For me, it means that sometimes some metal won’t measure up even if I want it to (See Megadeth’s Super Collider). I hated giving one of my favorite bands a low rating on an album, but it is what it is: Which is…not that good. I guess if I accept all of these definitions of what a fan is then I cannot be a fan of anything.
Maybe this obsession with defining fandom has to do with the marginalized nature of metal music and the metal lifestyle. If our subculture exists on the edges of mainstream, then we have to cling tighter to keep the subculture cohesive. One way to do that is by defining boundaries. What makes us, us? But, defining by exclusion only further marginalizes our culture. Do we really want to be telling metal dabblers that they don’t belong because they don’t like certain albums or bands? Should we laugh at them when they have never heard of Black Sabbath? Or, do we want to invite more people into the metal world by ceasing to define what a fan should be?
I can’t tell you how many times I have heard someone say they are a fan of metal, but then turn around and blast a house mix or even a dreaded country CD? Such people do exist. I have heard so many times that someone loves metal, but only when they are at the gym? Does this make them lesser metal fan? We certainly shouldn’t treat them as such.

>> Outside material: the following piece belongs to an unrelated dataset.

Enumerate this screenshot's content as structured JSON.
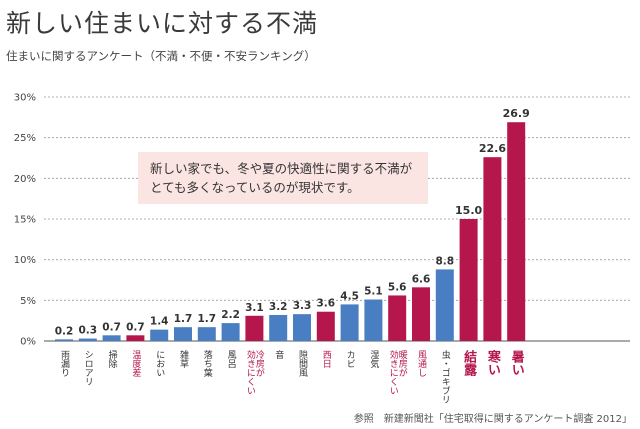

The individual has the right to define themselves. Though, I prefer that no one should have to define themselves for the sake of fitting in. It should not be left up to a few metal elitists to decide who gets to be a fan of metal. If someone tells me they like metal, then that’s great. I don’t judge them on which bands they choose to like or what other music genres they may be interested in. I might roll my eyes a little if their favorite band is Emmure, but at the end of the day I am just happy they like the genre. Welcome to the group!